One of the most effective tools that I have used in teaching, which fosters great communication for both academic topics and current events, is Packback. A platform for online discussion, Packback allows the students to discuss topics and issues that are subject-related while also not overburdening me as the instructor. The use of AI in the platform also gives students feedback to help them create thoughtful questions and responses, and not just the typical “I agree” that we see in discussion boards. I added this tool to my classes that went from seated to online, and thus far it has been easy for the students to use.
Now that we have settled into the online environment with our traditional students, I hope to keep adding tools to help us continue social interactions virtually. I am also going to organize some optional activities for the students, like using Zoom to have a coffee meeting or using Kast to host a watch party online. I believe that learning can take place in these settings just as easily as the classroom -- we just have to adjust and accept change.
Hans Scholl, instructor of boat building and restoration at IYRS School of Technology & Trades in Rhode Island
The predominant part of our curriculum is hands-on shop work, restoring wooden boats, and is not transferable to nor replaceable by remote learning.
For the part that teaches theory, we spent one week preparing for remote teaching. Half of that week was implementation, training and testing of technical options, mostly using Zoom. The other half was preparing content and preparing the students in one-to-one phone calls for the upcoming remote teaching.
We are currently holding two classes every morning, with the afternoons spent on documentation, one-to-one phone interaction with students, where needed, and mostly with preparing content for next days’ classes.
Because we can directly demonstrate practical skills in the shop during regular class, we had little incentive in the past to create videos of these demonstrations. On the other hand, these videos would be good to have in the current situation.
We have started to film in the shop but have not had the time nor resources to get very far. The session we filmed was done by one instructor in the shop, taking video with his phone, which was then part of the Zoom recording. Though the result was commendable to be used in the current situation, any results obtained in this fashion remain inferior to a dedicated video, filmed by a second person with professional video-photography and editing skills, good lighting and a dedicated camera, where the instructor is free to fully focus on content and not also taking video.

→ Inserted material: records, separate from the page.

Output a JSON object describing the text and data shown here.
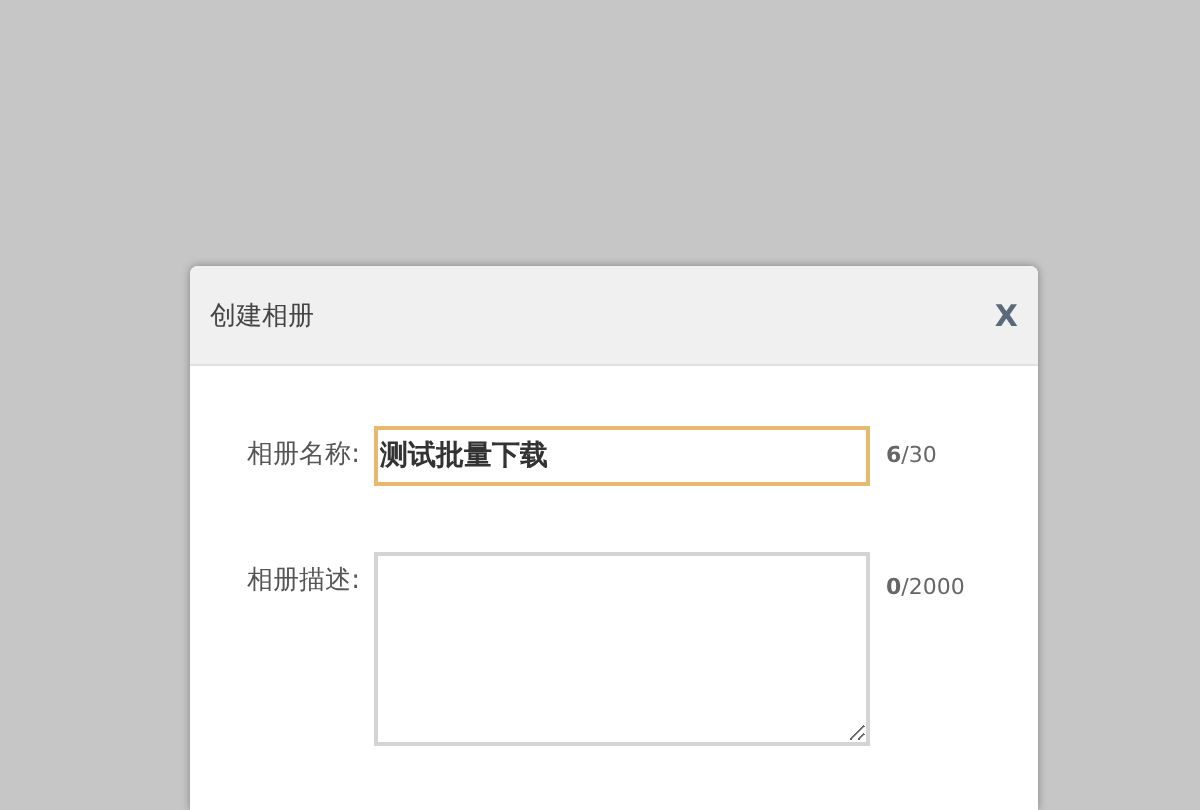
{
  "dialog": {
    "title": "创建相册",
    "close": "X",
    "fields": [
      {
        "kind": "input",
        "label": "相册名称:",
        "value": "测试批量下载",
        "focused": true,
        "counter": "**6**/30"
      },
      {
        "kind": "textarea",
        "label": "相册描述:",
        "focused": false,
        "counter": "**0**/2000"
      }
    ]
  }
}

We have encountered mostly technical problems, such as the low bandwidth of Zoom, which makes it not feasible to stream video and results in choppy audio and pixelated video in general. At times, not even screen sharing of text was possible, leading to early termination and rescheduling of one class.

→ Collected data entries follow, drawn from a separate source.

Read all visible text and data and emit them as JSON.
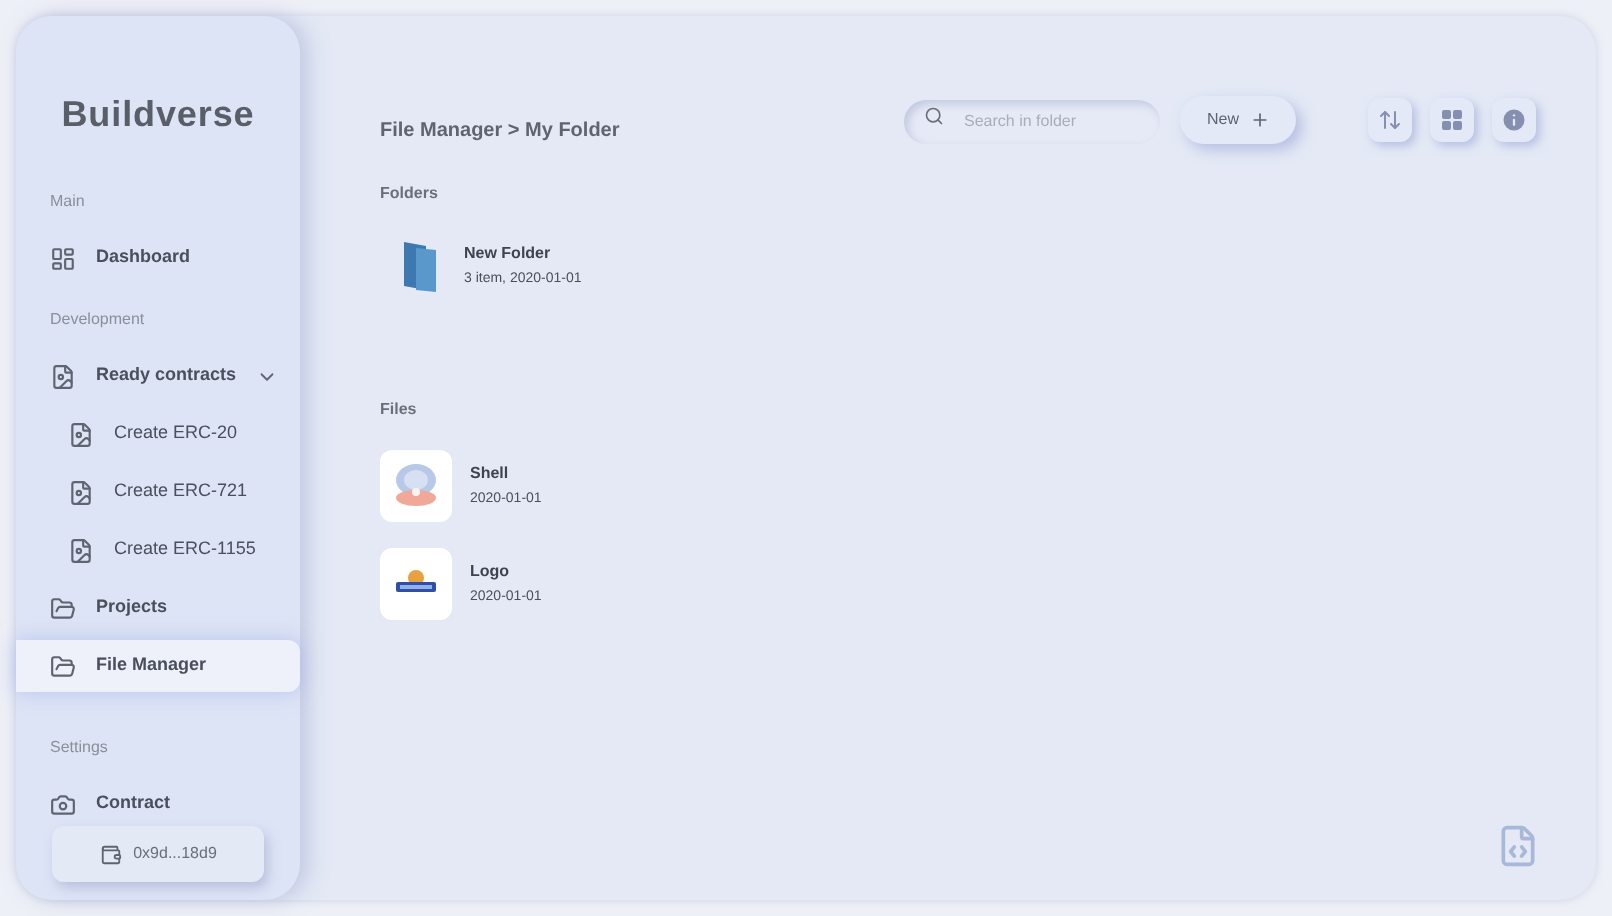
{
  "sidebar": {
    "logo": "Buildverse",
    "sections": [
      {
        "title": "Main",
        "items": [
          {
            "label": "Dashboard",
            "kind": "grid",
            "selected": false
          }
        ]
      },
      {
        "title": "Development",
        "items": [
          {
            "label": "Ready contracts",
            "kind": "file",
            "selected": false,
            "expanded": true,
            "children": [
              {
                "label": "Create ERC-20",
                "kind": "file",
                "selected": false
              },
              {
                "label": "Create ERC-721",
                "kind": "file",
                "selected": false
              },
              {
                "label": "Create ERC-1155",
                "kind": "file",
                "selected": false
              }
            ]
          },
          {
            "label": "Projects",
            "kind": "folder",
            "selected": false
          },
          {
            "label": "File Manager",
            "kind": "folder",
            "selected": true
          }
        ]
      },
      {
        "title": "Settings",
        "items": [
          {
            "label": "Contract",
            "kind": "camera",
            "selected": false
          }
        ]
      }
    ],
    "wallet": "0x9d...18d9"
  },
  "breadcrumb": "File Manager > My Folder",
  "search": {
    "placeholder": "Search in folder"
  },
  "new_button": "New",
  "folders": {
    "title": "Folders",
    "items": [
      {
        "name": "New Folder",
        "meta": "3 item, 2020-01-01"
      }
    ]
  },
  "files": {
    "title": "Files",
    "items": [
      {
        "name": "Shell",
        "meta": "2020-01-01",
        "kind": "picture"
      },
      {
        "name": "Logo",
        "meta": "2020-01-01",
        "kind": "picture"
      }
    ]
  }
}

Platforms other than Zoom had similar issues. The best option for small student groups and coordination between instructors has been Apple’s FaceTime.

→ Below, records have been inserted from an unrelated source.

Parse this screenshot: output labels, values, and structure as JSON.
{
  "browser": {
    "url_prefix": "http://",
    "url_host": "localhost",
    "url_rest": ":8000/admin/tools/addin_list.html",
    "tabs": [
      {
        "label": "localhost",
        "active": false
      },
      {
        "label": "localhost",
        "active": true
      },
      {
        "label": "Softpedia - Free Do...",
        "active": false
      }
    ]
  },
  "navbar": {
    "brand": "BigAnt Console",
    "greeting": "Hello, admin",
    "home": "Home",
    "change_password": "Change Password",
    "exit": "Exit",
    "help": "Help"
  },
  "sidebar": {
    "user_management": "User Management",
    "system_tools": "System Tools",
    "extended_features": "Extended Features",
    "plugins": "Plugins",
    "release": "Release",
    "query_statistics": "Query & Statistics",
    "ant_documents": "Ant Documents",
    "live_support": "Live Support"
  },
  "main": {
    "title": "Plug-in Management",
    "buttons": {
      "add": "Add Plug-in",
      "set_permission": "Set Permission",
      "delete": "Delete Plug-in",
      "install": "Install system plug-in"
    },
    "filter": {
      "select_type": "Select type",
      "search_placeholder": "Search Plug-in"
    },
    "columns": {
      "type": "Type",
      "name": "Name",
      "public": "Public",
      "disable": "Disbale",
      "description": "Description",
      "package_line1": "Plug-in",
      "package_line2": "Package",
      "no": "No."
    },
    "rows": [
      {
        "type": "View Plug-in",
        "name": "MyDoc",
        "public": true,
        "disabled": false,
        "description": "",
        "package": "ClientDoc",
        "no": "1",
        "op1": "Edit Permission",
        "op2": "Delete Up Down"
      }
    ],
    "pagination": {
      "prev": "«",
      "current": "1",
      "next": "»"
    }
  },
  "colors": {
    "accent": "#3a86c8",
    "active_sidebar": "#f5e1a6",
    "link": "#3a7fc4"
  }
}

During a typical school day, student understanding of the theory taught is mostly verified during the subsequent hands-on work on restoring boats, where subjects that were not clearly understood by the student become visible during their application and can then be retrained and practiced.
This approach is not feasible during remote learning. We reverted to more discussion to obtain student feedback, which was often compromised by the technical problems and low audio quality. Some students have no video capability, which makes us miss visible cues that we would get face-to-face. We plan on testing understanding through quizzes but haven’t had any time to prepare, administer, correct and follow up with students yet.